There's "drunk", and there's "T-Bone drunk"

Everybody knows at least one asshole that is the stinkiest, smelliest, rottenest drunk they know. This blog entry is dedicated to a human being that has exemplified Alcoholic Achievement in the state of Iowa: T-Bone.

Now, the picture here is not actually of T-Bone, but it may as well be. The actual difference between him and the man depicted are a few baths in the last year and about ten points of BAC.

You all might recall T-Bone from the "Candyland Dumpster Blowjob" story. He was the proud recipient of a hummer from a fat ugly slut in broad daylight 10 feet from the sidewalk next to a dumpster. Now that just screams, "CLASSY!"

T-Bone is always easy to pick out of a crowd, he is the guy with yellow glassy eyes that can barely stand, walks real fast then real slow, pisses himself, and tried to fondle your mother. He has that ominous "drunk slant" to him, like his BAC somehow helps him defy gravity no matter how far he leans to one side.

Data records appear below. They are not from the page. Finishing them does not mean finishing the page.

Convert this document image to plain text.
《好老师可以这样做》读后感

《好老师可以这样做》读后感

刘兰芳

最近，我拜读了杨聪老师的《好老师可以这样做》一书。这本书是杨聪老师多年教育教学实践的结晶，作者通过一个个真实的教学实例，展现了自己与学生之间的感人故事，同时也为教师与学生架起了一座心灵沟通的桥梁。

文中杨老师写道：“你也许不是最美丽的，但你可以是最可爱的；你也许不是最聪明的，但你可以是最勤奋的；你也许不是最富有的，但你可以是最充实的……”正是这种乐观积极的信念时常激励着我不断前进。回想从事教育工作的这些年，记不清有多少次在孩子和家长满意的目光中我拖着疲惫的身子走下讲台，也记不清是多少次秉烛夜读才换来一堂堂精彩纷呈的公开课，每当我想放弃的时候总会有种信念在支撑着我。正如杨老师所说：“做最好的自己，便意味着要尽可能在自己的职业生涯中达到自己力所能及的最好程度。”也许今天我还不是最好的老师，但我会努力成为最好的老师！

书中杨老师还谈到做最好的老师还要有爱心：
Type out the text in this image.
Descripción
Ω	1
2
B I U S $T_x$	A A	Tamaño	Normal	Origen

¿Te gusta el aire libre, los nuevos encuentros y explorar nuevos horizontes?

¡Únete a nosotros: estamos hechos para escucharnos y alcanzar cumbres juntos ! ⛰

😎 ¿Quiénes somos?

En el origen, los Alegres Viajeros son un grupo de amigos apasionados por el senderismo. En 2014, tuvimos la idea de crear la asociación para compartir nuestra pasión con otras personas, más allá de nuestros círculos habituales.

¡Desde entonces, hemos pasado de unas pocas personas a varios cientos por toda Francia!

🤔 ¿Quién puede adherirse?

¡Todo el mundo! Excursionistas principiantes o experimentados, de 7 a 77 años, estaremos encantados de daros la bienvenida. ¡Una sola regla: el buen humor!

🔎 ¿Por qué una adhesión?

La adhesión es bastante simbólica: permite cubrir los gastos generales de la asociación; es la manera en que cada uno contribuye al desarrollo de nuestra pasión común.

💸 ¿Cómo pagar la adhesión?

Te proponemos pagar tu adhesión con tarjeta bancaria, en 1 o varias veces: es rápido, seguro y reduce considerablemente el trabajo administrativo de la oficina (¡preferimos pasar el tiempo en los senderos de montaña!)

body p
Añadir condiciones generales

On no less than one occasion, T-Bone has done the following:
  • Slept on the floor in the back room of a bar.
  • Passed out on the toilet at the bar.
  • Been arrested for public intox AND indecent exposure simultaneously.
  • Caught by his girlfriend screwing a fat ugly whore with a moustache and forced to walk to his friend's house naked to get clothes after she kicked him out.
  • Has several drinks laying about the bar because he orders one, forgets about it (being so plowed), and orders another one and does the same thing.
The point I just cannot under-state is just how stinking fucking drunk he gets. He has literally had EMTs tell him he should be dead from his current BAC. This guy wakes up drunk like that time you had "the night you can't remember from Mardi Gras/New Year's Eve", and waddles his ass down to the tavern to hit it some more.